An international group of Scientists from Tohoku University, Tokyo University of Science, and the University of Adelaide have developed a novel technique to improve the sustainability and selectivity of electrochemical CO2 reduction processes. The findings were published in the journal Small.
Detailed architecture of two distinct Cu14 NCs, protected by two different thiols which were investigated in this study. These NCs exhibit different intercluster interactions which shape their stability and reaction selectivity for electrochemical CO2 reduction reaction. Image Credit: Yuichi Negishi et al.
While copper (Cu) may not be as appealing as gold or silver, its incredible adaptability makes it vital in cutting-edge research.
Through atomic-level surface engineering of Cu nanoclusters (NCs), the team has opened up new avenues for effective and environmentally responsible carbon conversion technologies. This discovery demonstrates the revolutionary potential of copper in sustainable chemistry and emphasizes the importance of international cooperation in tackling urgent issues like carbon emissions.
Electrochemical CO2 reduction reactions (CO2RR) have received considerable attention in recent years due to their ability to convert surplus atmospheric CO2 into valuable products. Among the different nanocatalysts examined, NCs have stood out due to their particular benefits over bigger nanoparticles. Within this class, Cu NCs have shown considerable potential, allowing for the synthesis of varied products, strong catalytic activity, and sustainability.
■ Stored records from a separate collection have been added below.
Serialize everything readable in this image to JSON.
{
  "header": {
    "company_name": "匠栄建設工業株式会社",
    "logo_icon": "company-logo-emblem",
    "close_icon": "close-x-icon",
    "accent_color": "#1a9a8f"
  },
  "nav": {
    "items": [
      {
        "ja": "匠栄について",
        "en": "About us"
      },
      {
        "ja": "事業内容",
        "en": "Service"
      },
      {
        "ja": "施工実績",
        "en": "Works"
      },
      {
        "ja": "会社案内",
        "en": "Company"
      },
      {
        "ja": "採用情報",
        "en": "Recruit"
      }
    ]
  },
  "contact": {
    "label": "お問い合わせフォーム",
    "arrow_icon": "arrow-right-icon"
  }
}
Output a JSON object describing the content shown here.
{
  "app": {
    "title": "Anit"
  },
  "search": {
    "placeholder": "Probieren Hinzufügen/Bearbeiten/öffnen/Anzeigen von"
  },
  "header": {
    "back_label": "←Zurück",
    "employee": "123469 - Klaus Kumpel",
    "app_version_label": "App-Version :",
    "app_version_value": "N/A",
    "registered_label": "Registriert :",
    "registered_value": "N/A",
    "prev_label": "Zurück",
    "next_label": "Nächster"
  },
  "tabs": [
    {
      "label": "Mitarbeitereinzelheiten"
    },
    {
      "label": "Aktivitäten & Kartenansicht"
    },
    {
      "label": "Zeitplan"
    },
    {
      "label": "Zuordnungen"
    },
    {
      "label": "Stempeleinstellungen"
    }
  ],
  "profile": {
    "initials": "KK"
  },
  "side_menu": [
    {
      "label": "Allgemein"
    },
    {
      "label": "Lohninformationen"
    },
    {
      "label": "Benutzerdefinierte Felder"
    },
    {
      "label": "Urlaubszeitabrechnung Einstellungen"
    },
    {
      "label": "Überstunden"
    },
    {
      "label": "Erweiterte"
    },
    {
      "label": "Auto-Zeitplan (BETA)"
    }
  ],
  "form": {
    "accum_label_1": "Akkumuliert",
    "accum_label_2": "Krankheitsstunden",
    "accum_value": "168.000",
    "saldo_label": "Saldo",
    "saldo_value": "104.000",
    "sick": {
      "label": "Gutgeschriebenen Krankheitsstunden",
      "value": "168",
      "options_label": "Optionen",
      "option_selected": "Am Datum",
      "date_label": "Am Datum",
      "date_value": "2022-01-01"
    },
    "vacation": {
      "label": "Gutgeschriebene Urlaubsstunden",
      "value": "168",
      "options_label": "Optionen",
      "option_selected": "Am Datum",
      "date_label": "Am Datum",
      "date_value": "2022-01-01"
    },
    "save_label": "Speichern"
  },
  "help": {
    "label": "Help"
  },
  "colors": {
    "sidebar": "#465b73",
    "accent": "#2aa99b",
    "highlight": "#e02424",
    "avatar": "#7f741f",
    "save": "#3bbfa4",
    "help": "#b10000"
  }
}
Despite these advantages, achieving exact control over product selectivity on an industrial scale remains difficult. As a result, current research is heavily focused on improving these qualities to realize the full potential of Cu NCs for sustainable CO2 conversion.
To achieve this breakthrough, our team had to modify NCs at the atomic scale. However, it is very challenging since the geometry of the NCs was heavily dependent on the precise parts that we needed to alter. It was like trying to move a supporting pillar of a building.
Yuichi Negishi, Professor, Tohoku University
The researchers successfully produced two Cu₁₄ NCs with identical structural architectures by changing the thiolate ligands (PET: 2-phenylethanethiolate; CHT: cyclohexanethiolate) on the surfaces. Overcoming this limitation necessitated the invention of a carefully regulated reduction method, which allowed for the formation of two structurally similar NCs with unique ligands--a significant advancement in NC design.
The scientists did, however, discover variations in the stability of these NCs, which they attributed to changes in intercluster interactions. These differences significantly impact the long-term viability of these NCs in catalytic applications.
Although these NCs have similar geometries obtained from two different thiolate ligands, they show drastically different product selectivity when their catalytic activity for CO2 reduction is examined. These changes affect the CO2RR’s overall efficiency and selectivity.
Negishi concluded, “These findings are pivotal for advancing the design of Cu NCs that combine stability with high selectivity, paving the way for more efficient and reliable electrochemical CO2 reduction technologies.”
Journal Reference:
Shingyouchi, Y., et al. (2024) Ligand‐Dependent Intracluster Interactions in Electrochemical CO2 Reduction Using Cu14 Nanoclusters. Small. https://doi.org/10.1002/smll.202409910.